Learn more about how to make the most of the strategic planning process.

Implementing the plan

Once you have agreed your organisation’s strategic priorities, you can start to assemble them into your overarching strategic plan, featuring your key decisions, actions, and a timetable. This can then be broken down into operational plans and work programmes across the organisation.

To enable you to implement your new approach, you’ll need to make sure that you communicate your strategy to all staff and volunteers so that they understand and support it and can play their part in making your plans happen.

As well as communicating what the strategic plan says, you may want to help those implementing the strategy to be more strategic in their own work and to develop their ability to monitor and evaluate their area’s progress.

Live your strategy

Sometimes, strategic planning can feel like preparing for a big journey without ever being sure when to set off. Acting in line with your new strategy from day one can help everyone across the organisation to adopt it. For example, if collaboration is a high priority in your new strategy, senior staff and trustees could kick the strategy off by encouraging more cross-team working or setting up exploratory meetings with potential partners.

Managing change

Your new strategy is likely to require a range of changes across the organisation, as you shift direction or prioritise different areas. To bring this new approach about, you’ll need to actively manage these changes. Find out more about change management.

Reviewing the plan

To keep track of the success of your strategy, you need to decide how to monitor and evaluate it. And you need to address this question as soon as your strategic priorities are decided.

Dealing with change

Monitoring and evaluating your strategy’s progress will also help you to assess whether it needs to change.
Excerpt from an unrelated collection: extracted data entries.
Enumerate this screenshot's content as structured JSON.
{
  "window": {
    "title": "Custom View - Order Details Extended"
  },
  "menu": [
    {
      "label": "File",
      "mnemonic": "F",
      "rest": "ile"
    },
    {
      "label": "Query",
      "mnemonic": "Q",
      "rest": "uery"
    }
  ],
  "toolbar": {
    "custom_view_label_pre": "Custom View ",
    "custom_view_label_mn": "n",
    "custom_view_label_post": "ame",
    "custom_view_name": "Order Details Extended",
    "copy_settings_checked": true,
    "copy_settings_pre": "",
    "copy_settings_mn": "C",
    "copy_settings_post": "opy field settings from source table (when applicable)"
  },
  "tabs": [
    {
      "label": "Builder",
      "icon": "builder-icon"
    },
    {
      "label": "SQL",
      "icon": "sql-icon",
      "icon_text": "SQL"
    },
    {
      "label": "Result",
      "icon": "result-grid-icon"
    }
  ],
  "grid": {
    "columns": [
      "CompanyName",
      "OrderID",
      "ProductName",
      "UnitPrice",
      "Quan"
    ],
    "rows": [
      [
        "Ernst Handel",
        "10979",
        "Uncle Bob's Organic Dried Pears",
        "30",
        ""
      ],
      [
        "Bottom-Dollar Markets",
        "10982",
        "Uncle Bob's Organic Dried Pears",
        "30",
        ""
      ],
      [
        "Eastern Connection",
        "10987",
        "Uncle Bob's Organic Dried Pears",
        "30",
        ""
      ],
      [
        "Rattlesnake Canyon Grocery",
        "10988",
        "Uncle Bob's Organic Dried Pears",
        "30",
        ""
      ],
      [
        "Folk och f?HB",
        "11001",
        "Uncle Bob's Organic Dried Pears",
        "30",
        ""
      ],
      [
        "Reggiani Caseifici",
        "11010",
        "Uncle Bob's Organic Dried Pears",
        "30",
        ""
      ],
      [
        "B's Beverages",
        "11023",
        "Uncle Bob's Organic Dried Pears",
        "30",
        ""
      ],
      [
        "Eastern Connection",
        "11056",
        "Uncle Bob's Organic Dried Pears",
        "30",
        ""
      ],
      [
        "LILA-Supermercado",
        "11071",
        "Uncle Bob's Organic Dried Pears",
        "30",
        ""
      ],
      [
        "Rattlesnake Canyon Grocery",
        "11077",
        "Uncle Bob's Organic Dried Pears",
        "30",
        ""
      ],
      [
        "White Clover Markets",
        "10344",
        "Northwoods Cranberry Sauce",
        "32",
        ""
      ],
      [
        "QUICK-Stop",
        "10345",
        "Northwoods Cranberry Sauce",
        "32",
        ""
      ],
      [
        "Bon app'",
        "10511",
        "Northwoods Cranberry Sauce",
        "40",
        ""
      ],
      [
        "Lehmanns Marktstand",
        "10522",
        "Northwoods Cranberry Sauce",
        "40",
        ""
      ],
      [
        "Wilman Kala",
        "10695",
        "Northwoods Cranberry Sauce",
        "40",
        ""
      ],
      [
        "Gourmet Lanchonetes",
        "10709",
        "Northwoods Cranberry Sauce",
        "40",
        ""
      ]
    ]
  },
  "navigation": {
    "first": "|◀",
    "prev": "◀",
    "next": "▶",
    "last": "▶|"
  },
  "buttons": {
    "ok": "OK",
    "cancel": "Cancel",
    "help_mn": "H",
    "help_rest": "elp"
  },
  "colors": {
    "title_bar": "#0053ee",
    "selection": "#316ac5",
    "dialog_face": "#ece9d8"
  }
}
This is an important question to explore because, as time goes on, circumstances will change and new opportunities and threats may emerge.

What to monitor and evaluate

Different elements of your strategy can be tracked and assessed, including:

  • The strategy development process itself: did you meet your planned timescales, generate new ideas, engage and involve the right people in the right way?
  • Communicating your strategy: do the right people know about your strategy and understand it, and are the formats you used effective?
  • The implementation of the strategy across your organisation: have staff been able to develop effective work plans from the strategy and are you on track to deliver the results you want for your users or cause?